Sullenberger: Pay cuts driving out best pilots
Tuesday February 24, 11:57 am ET
By Joan Lowy and Michael J. Sniffen, Associated Press Writers
US Airways pilot Sullenberger says pay, benefit cuts are driving out experienced pilots
WASHINGTON (AP) -- The pilot who safely ditched a jetliner in New York's Hudson River said Tuesday that pay and benefit cuts are driving experienced pilots from careers in the cockpit.
US Airways pilot Chesley "Sully" Sullenberger told the House aviation subcommittee that his pay has been cut 40 percent in recent years and his pension has been terminated and replaced with a promise "worth pennies on the dollar" from the federally created Pension Benefit Guaranty Corp. These cuts followed a wave of airline bankruptcies after the Sept. 11, 2001, terrorist attacks compounded by the current recession, he said.
"The bankruptcies were used to by some as a fishing expedition to get what they could not get in normal times," Sullenberger said of the airlines.

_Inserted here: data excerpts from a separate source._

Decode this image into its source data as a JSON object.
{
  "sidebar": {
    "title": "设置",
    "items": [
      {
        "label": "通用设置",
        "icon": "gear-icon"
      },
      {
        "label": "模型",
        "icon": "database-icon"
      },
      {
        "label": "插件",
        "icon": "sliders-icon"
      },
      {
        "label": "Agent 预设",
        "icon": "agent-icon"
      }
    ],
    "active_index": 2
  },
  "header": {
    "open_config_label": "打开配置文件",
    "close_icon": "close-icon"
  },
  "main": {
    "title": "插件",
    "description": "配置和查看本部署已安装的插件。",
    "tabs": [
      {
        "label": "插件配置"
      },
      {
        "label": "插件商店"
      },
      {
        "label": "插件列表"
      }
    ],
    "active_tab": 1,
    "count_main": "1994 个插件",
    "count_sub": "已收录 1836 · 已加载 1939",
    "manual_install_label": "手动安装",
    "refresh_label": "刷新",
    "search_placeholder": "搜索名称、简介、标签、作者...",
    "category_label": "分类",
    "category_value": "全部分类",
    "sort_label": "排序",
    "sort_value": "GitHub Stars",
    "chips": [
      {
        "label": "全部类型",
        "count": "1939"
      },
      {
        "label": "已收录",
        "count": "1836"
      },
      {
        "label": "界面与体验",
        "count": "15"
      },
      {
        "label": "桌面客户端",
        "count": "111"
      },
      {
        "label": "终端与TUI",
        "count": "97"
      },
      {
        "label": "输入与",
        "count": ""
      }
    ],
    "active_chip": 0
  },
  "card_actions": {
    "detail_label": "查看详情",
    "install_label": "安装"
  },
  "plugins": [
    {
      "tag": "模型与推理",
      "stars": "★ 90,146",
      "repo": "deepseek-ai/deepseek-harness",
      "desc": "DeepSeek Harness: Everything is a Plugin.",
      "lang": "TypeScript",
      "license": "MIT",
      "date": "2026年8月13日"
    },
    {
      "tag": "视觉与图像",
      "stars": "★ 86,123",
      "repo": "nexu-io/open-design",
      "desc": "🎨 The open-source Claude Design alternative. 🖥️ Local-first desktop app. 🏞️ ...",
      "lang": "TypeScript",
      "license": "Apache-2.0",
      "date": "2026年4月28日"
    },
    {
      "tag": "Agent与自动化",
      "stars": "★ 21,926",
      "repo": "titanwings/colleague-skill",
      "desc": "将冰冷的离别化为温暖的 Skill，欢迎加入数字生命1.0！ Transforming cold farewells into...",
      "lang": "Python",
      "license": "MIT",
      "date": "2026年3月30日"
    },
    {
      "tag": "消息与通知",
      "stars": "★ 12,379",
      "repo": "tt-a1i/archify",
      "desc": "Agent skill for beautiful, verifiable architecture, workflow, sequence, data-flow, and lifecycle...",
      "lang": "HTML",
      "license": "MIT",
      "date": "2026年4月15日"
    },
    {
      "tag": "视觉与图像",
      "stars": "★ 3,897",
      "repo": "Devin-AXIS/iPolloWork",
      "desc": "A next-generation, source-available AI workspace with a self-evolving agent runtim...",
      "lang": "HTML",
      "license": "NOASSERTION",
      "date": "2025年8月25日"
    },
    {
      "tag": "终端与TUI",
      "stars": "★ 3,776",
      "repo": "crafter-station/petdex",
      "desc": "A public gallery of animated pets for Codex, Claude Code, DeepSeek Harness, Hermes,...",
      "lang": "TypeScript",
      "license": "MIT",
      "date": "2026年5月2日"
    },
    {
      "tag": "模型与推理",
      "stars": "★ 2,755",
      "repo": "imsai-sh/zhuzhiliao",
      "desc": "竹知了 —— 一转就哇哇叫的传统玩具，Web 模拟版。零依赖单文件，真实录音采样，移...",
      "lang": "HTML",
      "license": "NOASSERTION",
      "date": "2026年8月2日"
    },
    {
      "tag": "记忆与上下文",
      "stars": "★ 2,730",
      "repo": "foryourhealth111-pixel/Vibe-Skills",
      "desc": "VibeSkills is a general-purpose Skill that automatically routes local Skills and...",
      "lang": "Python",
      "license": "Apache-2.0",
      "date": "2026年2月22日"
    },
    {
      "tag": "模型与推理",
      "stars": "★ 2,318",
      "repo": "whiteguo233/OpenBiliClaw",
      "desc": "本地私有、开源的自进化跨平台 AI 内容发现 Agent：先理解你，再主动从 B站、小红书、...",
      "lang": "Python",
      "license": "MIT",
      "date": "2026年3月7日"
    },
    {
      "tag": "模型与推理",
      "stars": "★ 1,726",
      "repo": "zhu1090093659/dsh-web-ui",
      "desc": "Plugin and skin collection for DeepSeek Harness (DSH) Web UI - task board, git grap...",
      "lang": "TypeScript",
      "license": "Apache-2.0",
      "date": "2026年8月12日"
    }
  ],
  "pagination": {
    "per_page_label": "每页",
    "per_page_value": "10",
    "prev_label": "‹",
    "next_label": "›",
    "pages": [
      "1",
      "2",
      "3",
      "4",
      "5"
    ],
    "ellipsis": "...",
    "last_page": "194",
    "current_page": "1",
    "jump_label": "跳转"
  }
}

He said the problems began with the deregulation of the industry in the 1970s.
The reduced compensation has placed "pilots and their families in an untenable financial situation," Sullenberger said. "I do not know a single, professional airline pilot who wants his or her children to follow in their footsteps."
The subcommittee of the House Transportation and Infrastructure Committee heard from the crew of Flight 1549, the air traffic controller who handled the flight and aviation experts to examine what safety lessons could be learned from the Jan. 15 accident which all 155 people aboard survived.
Sullenberger's copilot Jeffrey B. Skiles said unless federal laws are revised to improve labor-management relations "experienced crews in the cockpit will be a thing of the past." And Sullenberger added that without experienced pilots "we will see negative consequences to the flying public."
Sullenberger himself has started a consulting business to help make ends meet. Skiles added, "For the last six years, I have worked seven days a week between my two jobs just to maintain a middle class standard of living."
The air traffic controller who handled Flight 1549 said thought he was hearing a death sentence when Sullenberger radioed that he was ditching in the Hudson.
"I believed at that moment I was going to be the last person to talk to anyone on that plane alive," controller Patrick Harten testified in his first public description of his reactions to last month's miracle landing.
"People don't survive landings on the Hudson River. I thought it was his own death sentence," the 10-year veteran controller testified.
But Sullenberger safely glided the Airbus A320 into the river after it collided with birds and lost power in both engines.
Harten, who has spent his entire career at the radar facility in Westbury, N.Y., that handles air traffic within 40 miles of three major airports, struggled vainly to help get the airliner safely to a landing strip.
Making lightning-quick decisions, Harten communicated with 14 other entities in the three minutes after the bird strike as he diverted other aircraft and advised controllers elsewhere to hold aircraft and clear runways for 1549.
First, Harten tried to return the plane to LaGuardia Airport, asking the airport's tower to clear runway 13. But Sullenberger calmly reported: "We're unable."
Then Harten offered another LaGuardia runway. Again, Sullenberger reported, "Unable." He said he might be able to make Teterboro Airport in New Jersey.
But when Harten directed Sullenberger to turn onto a heading for Teterboro, the pilot responded: "We can't do it .... We're going to be in the Hudson."
"I asked him to repeat himself even though I heard him just fine," said Harten. "I simply could not wrap my mind around those words."
At that moment, Harten said he lost radio contact with flight and was certain it "had gone down."
Afterward, Harten said he told his wife, "I felt like I had been hit by a bus."
NTSB investigators have said bird remains found in both engines of the downed plane have been identified as Canada geese.
Sullenberger and Skiles said anyone who's spent much time in cockpits has encountered bird strikes but that this one was exceptionally severe in knocking out both engines. Some gulls don't even dent the airplane, Skiles said, but this "was a bigger bird than I've ever hit before."
The crew and passengers of a helicopter that crashed en route to an oil platform on Jan. 4 weren't as lucky. The National Transportation Safety Board reported Monday that investigators have found evidence birds were involved in the accident near Morgan City, La., that killed eight of nine people aboard.